“Big data” is more than a trendy catchphrase floating around office boardrooms and educational conferences. It’s a $189 billion industry that’s projected to balloon to $274.3 billion by 2022. It’s also a powerful tool that, leveraged correctly, can offer critical insights into a company’s operations.
Think of leveraging big data like getting an X-ray at the dentist’s office. It’s an objective look at your company’s inner workings, indicating what is — and isn’t — functioning. The clearer and more comprehensive the image, the better prepared you’ll be to seize opportunities.
With that said, big data is one of the most complex business domains. With limited time, which areas should you keep an eye on?
1. ETL
ETL — short for “extract, transform, and load” — is a process used to consolidate data from multiple sources into a single data warehouse. An ETL process “reads” data, shifts it to a format that’s easily analyzed, and stores it in your company’s own searchable data warehouse.
As data volumes grow, ETL will only become more important. Data formats will proliferate, making comparisons more difficult.
If you’re considering adopting an ETL tool this year, remember that integrations are key. If you use payment tools like Stripe, can your ETL tool extract that information? And if your team is short on tech talent, be sure your choice has Coding Solutions.
2. Augmented Analytics
Many business intelligence tools capable of streamlining data collection and crunching numbers require a lot of manual input. However, Harvard Business Review’s analytics team sees a shift ahead: Data analysis tools are automating more parts of the process.
But the fewer steps handled by humans in a big data analytics operation, the better. By using machine learning to prepare data for sharing and set parameters, augmented analytics tools reduce the amount of time leaders have to invest. It also improves the quality of the insights they’re able to extract.
3. Prescriptive Analytics
For years, businesses relied on advanced and predictive analytics to forecast areas like sales and expenses. But there’s a better way to get a look at what’s coming next: prescriptive analytics.
Prescriptive analytics tools don’t just predict events that may happen; they offer suggestions on what to do.
How do prescriptive analytics work? By using machine learning to play out likely scenarios, they help organizations make decisions on what to do in response.
A prescriptive analytics tool might, for example, suggest tweaks to a blog post. By considering how similar posts have fared in terms of searches and social shares, a system might recommend changes to improve the content’s chances of going viral.
4. Natural Language Processing
If you talk to Alexa, you’ve encountered natural language processing before. NLP is a form of artificial intelligence that helps computers understand and interpret human speech. And it’s the reason Alexa activates upon hearing your voice and reacts to your request.
In the business world, NLP algorithms power everything from chatbots to email filters to sentiment analysis tools. According to Gartner, half of analytical queries will be generated by NLP or search — or automation — by 2020.

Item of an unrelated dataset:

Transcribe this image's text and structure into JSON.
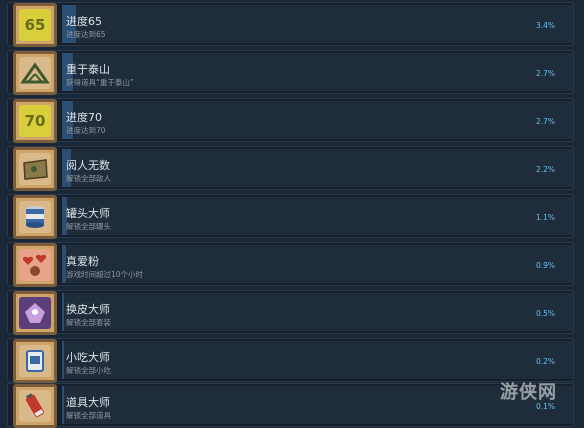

Expect NLP’s business applications to expand rapidly. As a result, companies will use it to pull insights from customer service call transcripts, answer FAQs, and autonomously handle administrative work.
5. Edge Analytics
By 2025, 64 billion Internet of Things devices will exist around the globe. To manage the troves of data they collect, companies will use edge analytics.
Edge analytics differ from traditional analytics in one key way: They crunch the data within the sensor or device itself. They don’t wait for the data to be sent back to the cloud for analysis. This will be essential for self-optimizing IoT devices, particularly those with limited data connections.
Edge analytics will crop up in everything from oil derricks to jet engines. They’ll predict maintenance needs, provide machine-by-machine efficiency reports, and free up servers for other tasks.
6. Artificial Intelligence as a Service
Artificial intelligence is far from new to many enterprise leaders. But for many small and midsize business leaders, developing AI technology internally is impossible or prohibitively expensive.
For that reason, many AI experts expect an uptick in providers offering AI algorithms as a service. Domain-tailored algorithms, such as those for spotting sales opportunities, will emerge before models become more generally capable.
Big data technologies are amazingly capable already. And for small business leaders, they’ll only become more so. Automated and prescriptive analytics, along with the services and tools that go with them, will catapult companies of all sizes into the next industrial revolution which will allow the fabrics to operate commonly use machinery like industrial fans and more at a low cost.